The painting “Garnette Walking” depicts Cadogan as a looming giant stepping over New York City. His enormous tan shoes step over the Manhattan Bridge. In 2016, Cadogan published an essay called “Walking While Black,” capturing the realities of being black in America and the constant feeling of being on edge associated with anticipated racism. In the portrait, his hands clasp together holding a paper and pencil, and his facial expression is a mix of hope and discomfort. Even while looming over the world, he seems timid and almost restrained.

Perhaps the most relevantly fear-inducing object of the exhibit was a television pressed against the left wall of the gallery, flashing with images of faces, scribbles and fire. On it runs a loop of an animated film by the name of “YEAR OF THE COCK,” illuminating the artist’s reactions toward the first one hundred days of Donald Trump’s Presidency. Throughout the film are pictures from protests, diminutive doodles of President Donald Trump himself, and phrases of fear written out in stop motion, done in a frantic scrawl.

Apart from these portraits of artists and tyrants, Messer’s other motifs — typewriters and bridges — seem to stand on safer ground. Sturdy, secure, reliable — these objects and constructions anchor the exhibit, and reinforce Messer’s directive to “Fear Not.” One painting features lines from Walt Whitman’s “Song of Myself” — a white olympia spews out a sheet reading:

“I celebrate myself, and what I assume you shall assume

For every atom belonging to me

as good belongs to you.”

There is barely any fear to be found in such a wholesome image.

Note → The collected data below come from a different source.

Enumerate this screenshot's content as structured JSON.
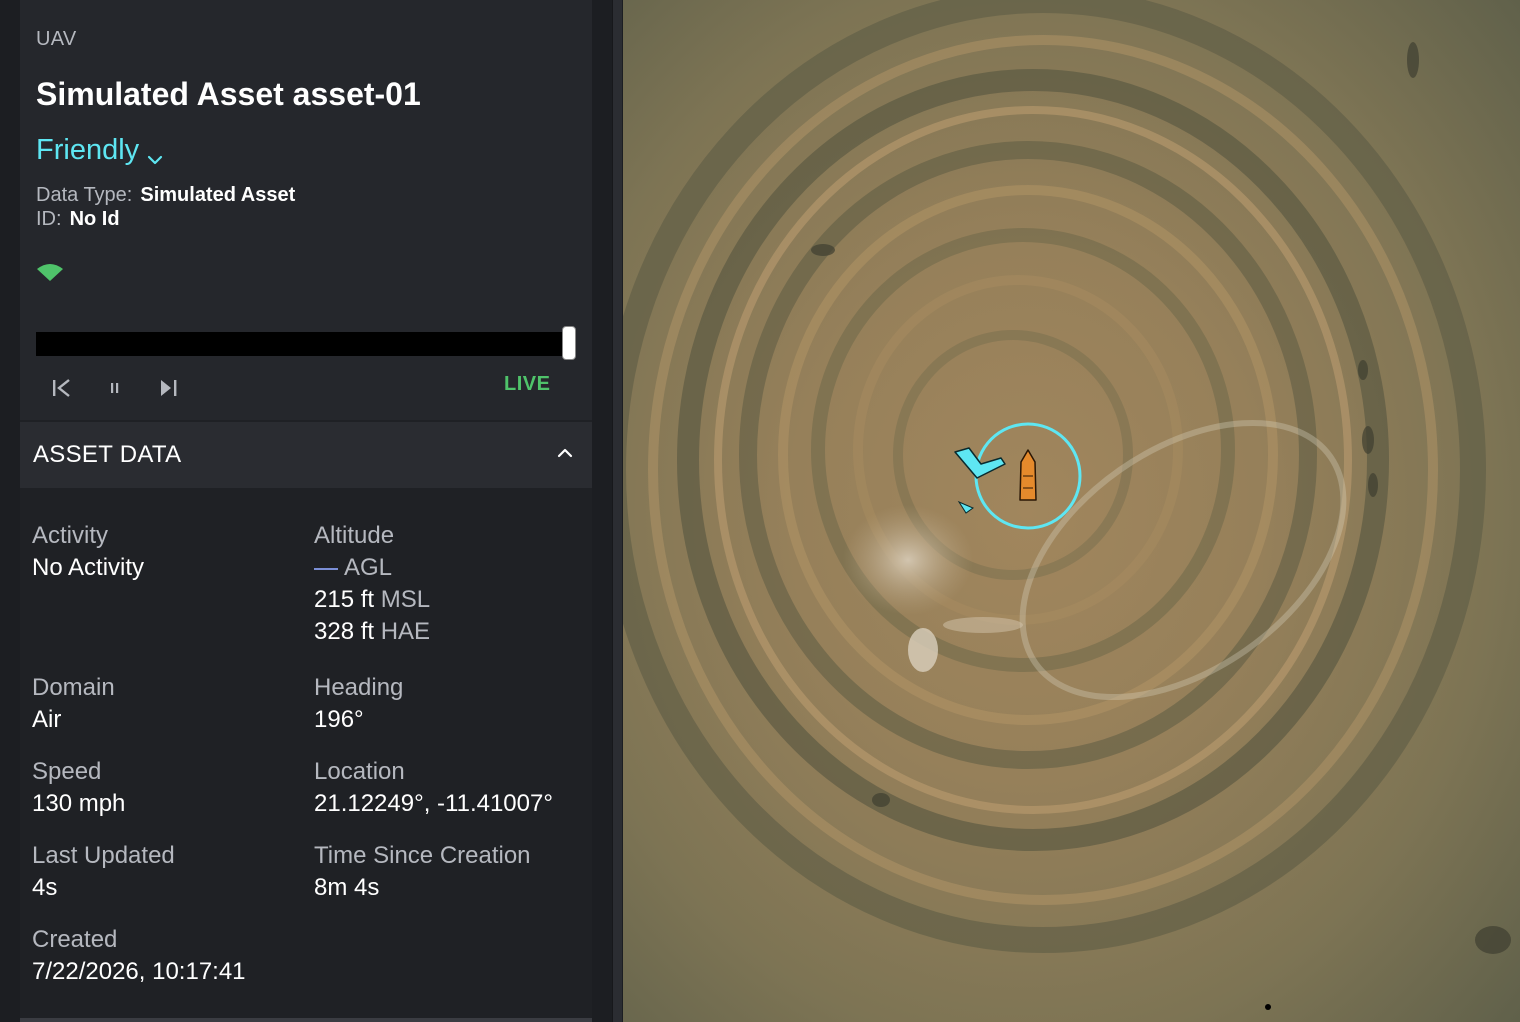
{
  "asset": {
    "type_label": "UAV",
    "title": "Simulated Asset asset-01",
    "affiliation": "Friendly",
    "data_type_label": "Data Type:",
    "data_type_value": "Simulated Asset",
    "id_label": "ID:",
    "id_value": "No Id"
  },
  "playback": {
    "live_label": "LIVE",
    "progress": 1.0
  },
  "section": {
    "title": "ASSET DATA"
  },
  "fields": {
    "activity": {
      "label": "Activity",
      "value": "No Activity"
    },
    "altitude": {
      "label": "Altitude",
      "agl": "AGL",
      "msl_value": "215 ft",
      "msl_unit": "MSL",
      "hae_value": "328 ft",
      "hae_unit": "HAE"
    },
    "domain": {
      "label": "Domain",
      "value": "Air"
    },
    "heading": {
      "label": "Heading",
      "value": "196°"
    },
    "speed": {
      "label": "Speed",
      "value": "130 mph"
    },
    "location": {
      "label": "Location",
      "value": "21.12249°, -11.41007°"
    },
    "last_updated": {
      "label": "Last Updated",
      "value": "4s"
    },
    "time_since_creation": {
      "label": "Time Since Creation",
      "value": "8m 4s"
    },
    "created": {
      "label": "Created",
      "value": "7/22/2026, 10:17:41"
    }
  },
  "colors": {
    "friendly": "#5ee6f2",
    "live": "#4fc36a",
    "signal": "#4fc36a",
    "agl_line": "#7b8fd6",
    "selection_ring": "#5ee6f2",
    "track_marker": "#e58a2c"
  },
  "icons": {
    "affiliation_dropdown": "chevron-down-icon",
    "signal": "signal-icon",
    "skip_back": "skip-back-icon",
    "pause": "pause-icon",
    "skip_forward": "skip-forward-icon",
    "collapse": "chevron-up-icon",
    "aircraft": "aircraft-icon",
    "vessel": "vessel-icon"
  }
}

The paintings of bridges follow suit, all standing tall and formidably against blue skies. The simplicity of these images evokes a sense of calm very different from the abstract anxiety of Messer’s earlier portraits.

Finally, the exhibit’s title piece, “Fear Not,” is an undaunting and small painting of a yellow typewriter. It stands in the frame with familiarity, its keys in order, its paper in place. On the paper is written FEAR NOT in bold, black lettering. This brings to mind Robert Louis Stevenson’s famous poem:

Fear not, dear friend, but freely live your days

Though lesser lives should suffer. Such am I,

A lesser life, that what is his of sky

Gladly would give for you, and what of praise.

Step, without trouble, down the sunlit ways.

We that have touched your raiment, are made whole

From all the selfish cankers of man’s soul,

And we would see you happy, dear, or die.

Therefore be brave, and therefore, dear, be free;

Try all things resolutely, till the best,

Out of all lesser betters, you shall find;

And we, who have learned greatness from you, we,

Your lovers, with a still, contented mind,

See you well anchored in some port of rest.

Art shows us again and again that even in the fearful, one can find beauty. In confronting our anxieties, perhaps we gain clarity of what it is we are afraid of. We see them from a new perspective. “Fear Not,” in a way, quells one’s fears by bringing them out into the open, putting them under stark gallery light, and allowing us to stand right before them, looking our fears in the face.